The reason that client retention across New York State nonprofits trying to end AIDS is so low, has to do in part with the stigma that is associated with receiving services at HIV/AIDS service agencies. Since most of the clients are HIV positive or have AIDS, people who are negative, yet could in fact benefit from condoms, counseling and other services,  tend to stay away from these same agencies for fear of being seen as having HIV, or fear that they aren’t entitled to assistance.

This stigma will take years to reverse.  However, it is possible to reverse the belief that all HIV/AIDS service agencies only serve those with HIV. Simply by providing care, housing and other resources to HIV negative individuals, New York can begin to chip away from the stigma that impacts us all.

Until we seriously consider how having HIV/AIDS may be the only way to receive quality social services for certain groups of individuals in New York, and how the current system actually incentivizes having HIV, we will not end AIDS in the Empire State.

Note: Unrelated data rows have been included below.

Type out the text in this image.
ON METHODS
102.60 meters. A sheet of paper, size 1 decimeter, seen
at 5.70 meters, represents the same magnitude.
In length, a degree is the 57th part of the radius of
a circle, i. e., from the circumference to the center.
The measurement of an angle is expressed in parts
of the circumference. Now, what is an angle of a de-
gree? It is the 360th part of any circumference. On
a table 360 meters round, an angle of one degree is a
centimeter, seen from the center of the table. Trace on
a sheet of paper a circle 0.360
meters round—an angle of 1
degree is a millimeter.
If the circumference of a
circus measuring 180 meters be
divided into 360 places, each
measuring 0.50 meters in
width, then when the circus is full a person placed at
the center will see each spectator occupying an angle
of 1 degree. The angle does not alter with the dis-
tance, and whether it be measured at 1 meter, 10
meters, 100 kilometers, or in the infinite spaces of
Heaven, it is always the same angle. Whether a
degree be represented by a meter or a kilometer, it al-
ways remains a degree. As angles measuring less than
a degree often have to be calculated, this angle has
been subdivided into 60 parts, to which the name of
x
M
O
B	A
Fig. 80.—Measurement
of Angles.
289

This plan, if examined and applied, will yield results almost immediately. Everyone in New York will get tested, and those who are HIV negative, will have an option which, currently, millions of people don’t know about at all, are do not fully understand—PEP.

 A new generation deserves the chance to try old ideas, in new ways that are relevant and effective in this new digital age. The ideas in this plan aren’t new, but are tried and tested. They work! HIV Negative individuals (which is to say the majority of New York residents) deserve to have a plan that empowers everyone. The current plan to End AIDS in New York fails to do this. Communities of color and women especially, deserve to know all the options available to stay safe and healthy in any situation. PEP is that option.